Listen to what you say to yourself about yourself and then tell me, would you honestly allow anyone else to regularly call you ‘fat’, ‘stupid’, ‘spotty’, ‘sad’, ‘ugly’ ? No – you wouldn’t, so why call yourself that in your head when you’re tired, frustrated or lonely ?


When you catch your negative self-talk, just say the word ‘no’ to yourself. Calmly and honestly – just ‘no’ – because the insult isn’t true.


When you find you’re comparing yourself unfavourably to someone you feel is plainly, obviously, drop dead gorgeous – what are you assuming ?If you are objectively noticing a small, perfectly formed nose and you broke yours when you were 12, what does the comparison mean ? Is that other nose ‘better’ or just different (or the result of a great plastic surgeon and cold hard cash) ?


Basically, if you feel you’re not attractive then the answer is to change what you can ………. and accept what you can’t. You CAN lose weight (if you want), you can improve the quality of your skin, whiten your teeth – all of the elements that make Brad soooo hot. But, is that what’s holding you back ?

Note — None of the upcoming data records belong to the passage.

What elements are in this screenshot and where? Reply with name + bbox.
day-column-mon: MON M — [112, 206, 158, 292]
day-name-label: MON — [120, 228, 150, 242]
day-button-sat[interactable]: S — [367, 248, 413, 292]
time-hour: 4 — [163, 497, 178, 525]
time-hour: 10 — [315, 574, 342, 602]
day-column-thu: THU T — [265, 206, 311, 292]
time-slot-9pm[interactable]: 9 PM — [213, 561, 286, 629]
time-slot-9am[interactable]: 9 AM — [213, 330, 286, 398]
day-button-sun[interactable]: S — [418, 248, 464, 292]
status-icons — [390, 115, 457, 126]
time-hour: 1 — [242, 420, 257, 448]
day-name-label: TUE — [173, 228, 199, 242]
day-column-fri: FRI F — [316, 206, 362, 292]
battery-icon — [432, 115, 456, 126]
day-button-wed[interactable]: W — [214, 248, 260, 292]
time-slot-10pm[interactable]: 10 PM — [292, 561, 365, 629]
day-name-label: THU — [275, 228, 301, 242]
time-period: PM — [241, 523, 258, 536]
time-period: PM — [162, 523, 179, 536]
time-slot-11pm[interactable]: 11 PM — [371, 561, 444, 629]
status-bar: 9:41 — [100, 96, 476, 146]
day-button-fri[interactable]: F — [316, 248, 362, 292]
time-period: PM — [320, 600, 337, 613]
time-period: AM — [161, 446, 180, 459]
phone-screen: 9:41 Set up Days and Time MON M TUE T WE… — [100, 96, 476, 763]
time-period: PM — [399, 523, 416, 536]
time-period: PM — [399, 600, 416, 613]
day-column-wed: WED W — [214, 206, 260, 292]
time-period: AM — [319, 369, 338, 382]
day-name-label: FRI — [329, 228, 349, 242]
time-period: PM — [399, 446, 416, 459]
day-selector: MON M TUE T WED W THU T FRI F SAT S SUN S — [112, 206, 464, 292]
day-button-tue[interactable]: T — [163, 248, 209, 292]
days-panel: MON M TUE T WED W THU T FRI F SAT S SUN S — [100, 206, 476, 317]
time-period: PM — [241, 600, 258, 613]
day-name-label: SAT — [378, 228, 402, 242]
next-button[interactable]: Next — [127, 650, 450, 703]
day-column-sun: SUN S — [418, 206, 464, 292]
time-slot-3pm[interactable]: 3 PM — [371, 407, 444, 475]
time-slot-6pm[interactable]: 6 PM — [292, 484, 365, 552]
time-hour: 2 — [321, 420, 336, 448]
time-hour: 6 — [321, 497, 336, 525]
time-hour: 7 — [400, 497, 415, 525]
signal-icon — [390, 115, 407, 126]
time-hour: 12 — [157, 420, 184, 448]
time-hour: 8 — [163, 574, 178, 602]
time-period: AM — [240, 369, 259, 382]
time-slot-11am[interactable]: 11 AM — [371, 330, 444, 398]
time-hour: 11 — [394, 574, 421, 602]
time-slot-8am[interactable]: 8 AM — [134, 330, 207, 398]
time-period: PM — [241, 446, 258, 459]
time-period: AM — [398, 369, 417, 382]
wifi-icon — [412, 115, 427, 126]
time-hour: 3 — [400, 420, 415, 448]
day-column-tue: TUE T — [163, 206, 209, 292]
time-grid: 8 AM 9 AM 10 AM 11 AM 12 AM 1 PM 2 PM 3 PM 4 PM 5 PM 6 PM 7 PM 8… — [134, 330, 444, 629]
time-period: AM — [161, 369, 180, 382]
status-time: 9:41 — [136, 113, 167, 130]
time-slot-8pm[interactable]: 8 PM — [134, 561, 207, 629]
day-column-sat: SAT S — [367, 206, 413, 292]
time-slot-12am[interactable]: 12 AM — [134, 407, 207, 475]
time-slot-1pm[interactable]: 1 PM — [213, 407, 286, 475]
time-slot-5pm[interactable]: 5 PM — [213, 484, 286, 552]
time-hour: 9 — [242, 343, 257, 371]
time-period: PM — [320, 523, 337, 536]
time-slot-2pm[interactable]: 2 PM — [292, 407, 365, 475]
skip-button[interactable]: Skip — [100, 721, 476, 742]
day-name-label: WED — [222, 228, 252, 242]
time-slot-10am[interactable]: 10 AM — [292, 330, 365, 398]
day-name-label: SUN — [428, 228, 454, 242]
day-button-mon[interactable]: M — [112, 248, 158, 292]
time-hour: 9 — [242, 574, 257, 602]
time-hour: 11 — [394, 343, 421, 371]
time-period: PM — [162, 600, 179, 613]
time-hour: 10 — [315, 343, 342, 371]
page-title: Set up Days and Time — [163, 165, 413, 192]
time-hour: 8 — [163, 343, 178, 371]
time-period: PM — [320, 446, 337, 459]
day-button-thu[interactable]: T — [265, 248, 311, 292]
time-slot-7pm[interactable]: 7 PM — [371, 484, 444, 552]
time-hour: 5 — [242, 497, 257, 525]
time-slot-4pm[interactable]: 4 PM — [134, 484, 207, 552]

Michael Neill, an American ‘supercoach’ advises the secret of lasting self-esteem is simply the ongoing avoidance of two things:


• Comparing your insides to someone else’s outside


• Comparing yourself as you are to the image of perfection you have created in your mind.


Because as the quote says:


‘When you look closely people are so strange & so complicated that they’re actually beautiful.’